We got back early on Sunday and had a nice day mucking around with my sisters. Had a picnic, played games in the playground then went to the tennis courts (P is teaching me to play).

Sunday swimming was great (though I am feeling it today!) Two of my "swimmer" friends came along. I'm basing my workout around 300s at the moment (sometimes 3 x 100, sometimes 300, sometimes 6 x 50) and I got a good, varied workout in with some speed, some drills, some pulling and kicking. My swimmer friend taught me how to tumble turn so I practiced that on a few laps. I can tumble and turn now, and I love the seamless feeling between laps, but unfortunately, I can't kick off very well, so there is much work to be done!

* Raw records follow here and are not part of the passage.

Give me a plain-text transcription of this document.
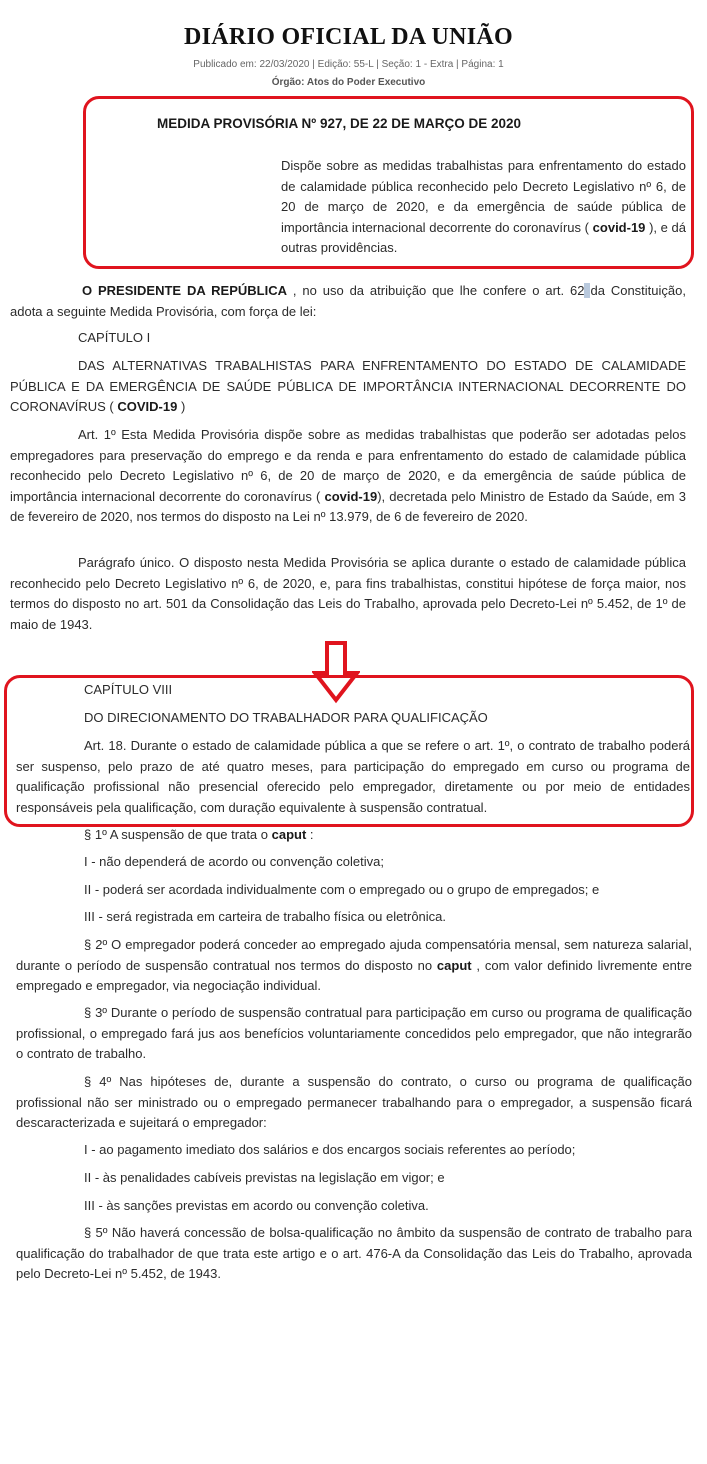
DIÁRIO OFICIAL DA UNIÃO
Publicado em: 22/03/2020 | Edição: 55-L | Seção: 1 - Extra | Página: 1
Órgão: Atos do Poder Executivo
MEDIDA PROVISÓRIA Nº 927, DE 22 DE MARÇO DE 2020
Dispõe sobre as medidas trabalhistas para enfrentamento do estado de calamidade pública reconhecido pelo Decreto Legislativo nº 6, de 20 de março de 2020, e da emergência de saúde pública de importância internacional decorrente do coronavírus ( covid-19 ), e dá outras providências.
O PRESIDENTE DA REPÚBLICA , no uso da atribuição que lhe confere o art. 62 da Constituição, adota a seguinte Medida Provisória, com força de lei:
CAPÍTULO I
DAS ALTERNATIVAS TRABALHISTAS PARA ENFRENTAMENTO DO ESTADO DE CALAMIDADE PÚBLICA E DA EMERGÊNCIA DE SAÚDE PÚBLICA DE IMPORTÂNCIA INTERNACIONAL DECORRENTE DO CORONAVÍRUS ( COVID-19 )
Art. 1º Esta Medida Provisória dispõe sobre as medidas trabalhistas que poderão ser adotadas pelos empregadores para preservação do emprego e da renda e para enfrentamento do estado de calamidade pública reconhecido pelo Decreto Legislativo nº 6, de 20 de março de 2020, e da emergência de saúde pública de importância internacional decorrente do coronavírus ( covid-19), decretada pelo Ministro de Estado da Saúde, em 3 de fevereiro de 2020, nos termos do disposto na Lei nº 13.979, de 6 de fevereiro de 2020.
Parágrafo único. O disposto nesta Medida Provisória se aplica durante o estado de calamidade pública reconhecido pelo Decreto Legislativo nº 6, de 2020, e, para fins trabalhistas, constitui hipótese de força maior, nos termos do disposto no art. 501 da Consolidação das Leis do Trabalho, aprovada pelo Decreto-Lei nº 5.452, de 1º de maio de 1943.
CAPÍTULO VIII
DO DIRECIONAMENTO DO TRABALHADOR PARA QUALIFICAÇÃO
Art. 18. Durante o estado de calamidade pública a que se refere o art. 1º, o contrato de trabalho poderá ser suspenso, pelo prazo de até quatro meses, para participação do empregado em curso ou programa de qualificação profissional não presencial oferecido pelo empregador, diretamente ou por meio de entidades responsáveis pela qualificação, com duração equivalente à suspensão contratual.
§ 1º A suspensão de que trata o caput :
I - não dependerá de acordo ou convenção coletiva;
II - poderá ser acordada individualmente com o empregado ou o grupo de empregados; e
III - será registrada em carteira de trabalho física ou eletrônica.
§ 2º O empregador poderá conceder ao empregado ajuda compensatória mensal, sem natureza salarial, durante o período de suspensão contratual nos termos do disposto no caput , com valor definido livremente entre empregado e empregador, via negociação individual.
§ 3º Durante o período de suspensão contratual para participação em curso ou programa de qualificação profissional, o empregado fará jus aos benefícios voluntariamente concedidos pelo empregador, que não integrarão o contrato de trabalho.
§ 4º Nas hipóteses de, durante a suspensão do contrato, o curso ou programa de qualificação profissional não ser ministrado ou o empregado permanecer trabalhando para o empregador, a suspensão ficará descaracterizada e sujeitará o empregador:
I - ao pagamento imediato dos salários e dos encargos sociais referentes ao período;
II - às penalidades cabíveis previstas na legislação em vigor; e
III - às sanções previstas em acordo ou convenção coletiva.
§ 5º Não haverá concessão de bolsa-qualificação no âmbito da suspensão de contrato de trabalho para qualificação do trabalhador de que trata este artigo e o art. 476-A da Consolidação das Leis do Trabalho, aprovada pelo Decreto-Lei nº 5.452, de 1943.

On a random note, I was thinking about the number of people in the tri/running world who are worried about weight at the moment (it definitely seems more prevalent recently anyway). It's sad that this is the way we are. Our BMIs are healthy (and also likely to be an unreliable indicator of fat because of the muscle we carry). We are fit, fast, strong (maybe not as much as we would like to be, but compared to the average, even moderately active person…) We can finish sprints and 10ks, oly tris and half marathons, marathons, century rides, double centuries, half ironmen (even ironmen). We exercise daily (or nearly), doing strength, endurance, speedwork. We can run and bike up hills others struggle to walk up and we've often done a week's worth of workouts before breakfast! We eat well- our diets may not be perfect, but we're not living on fast food and cola like most of the Western world (and like many of us once did). Our quads, calves and shoulders are toned and our stomachs, while maybe not flat (I know mine isn't!) are defined. Yet we're unhappy. We want be leaner and stronger- so we can be faster, but we all know we want to look better in jeans too. It's sad. Now, don't get me wrong. I have to say that I think *we* are healthier in this respect than many of our peers- and, more importantly, that we are healthier than *we* used to be. I know I am. I'm just sad that it's still the case. My little sister's a recovering anorexic, and I want to be a good role model to her, but how can I, when I'm a size 6 (I think- not so hot on US sizes) and I'm scared to run in a bra top, or lounge in a bikini (though I'm getting better). I can't solve this, though I wish I could- at least for myself. [update- just came across a great post on Rachel's blog which says this oh so well.]

I was bad today and counted. I wanted to see what my new bircher breakie looked like and I got carried away. Having said that, I am pleased that I did it just this once. I feel like I am making the right decisions. Today felt like a good day, and the numbers support this: (as of 5pm)

Total: 1045 Fat: 31 275 28% Carbs: 132 444 45% Protein: 70 278 28%

Dinner should take me up to 1700 or so cals (schnitzel, roast veges, peas and beans). I rode for 35-40 mins this am, and am just planning pilates (if I get time- I'm so behind on housework) this evening, so I'm happy with that.